In the early 1970s, Hewlett-Packard (HP) introduced the HP Interface Bus (HP-IB) as a standard way to interconnect the electronic instrumentation equipment they sold, automate its operation, and facilitate customers’ development of complex test and measurement systems. In 1975, the IEEE standardised HP-IB as the IEEE-488 bus, which was subsequently adopted by numerous manufacturers.

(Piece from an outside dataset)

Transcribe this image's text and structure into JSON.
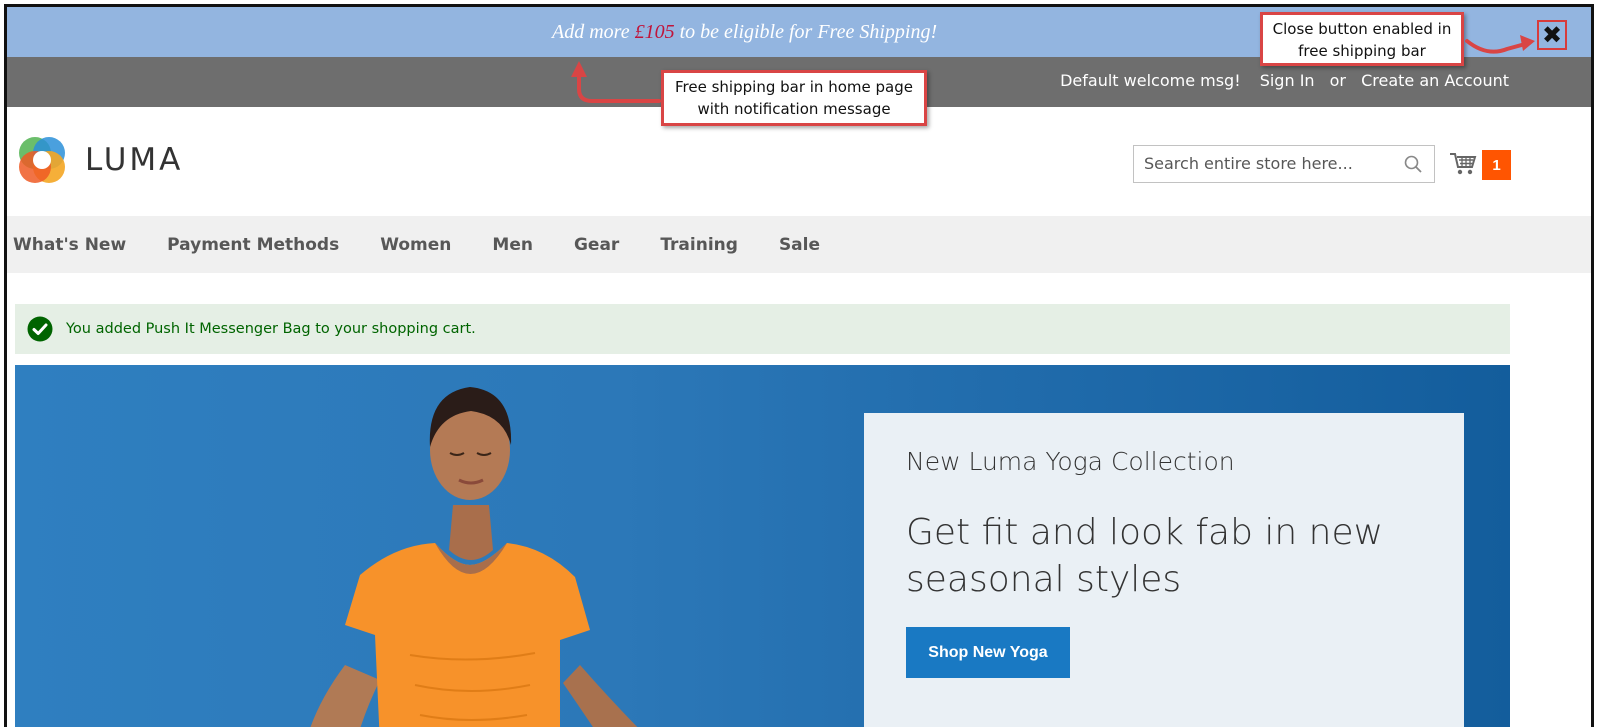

In 1976, HP shipped the 9825 desktop computer, which was optimised as a controller for HP-IB systems, and it became the centrepiece of many industrial test and measurement systems for years. After restoring four 9825 computers, Curious Marc and the crew turn to a collection of vintage 9825 software recorded on HP DC100 cartridge tapes in the 1970s and 1980s. Magnetic tape is one of the most reliable media for long-term data storage (modern LTO tapes claim 30 year data retention if properly stored, and assuming you can find a drive to read them that far into the future), but the DC100 mini-cartridges were not exemplary in that department, nor were the HP tape drives that used them. Thus begins another repair and recovery adventure which, when it finally pays off, allows demonstrating just how magical HP-IB was, and is: automatically testing an HP signal generator and spectrum analyser connected to one another and operated hands-off by the 9825 computer.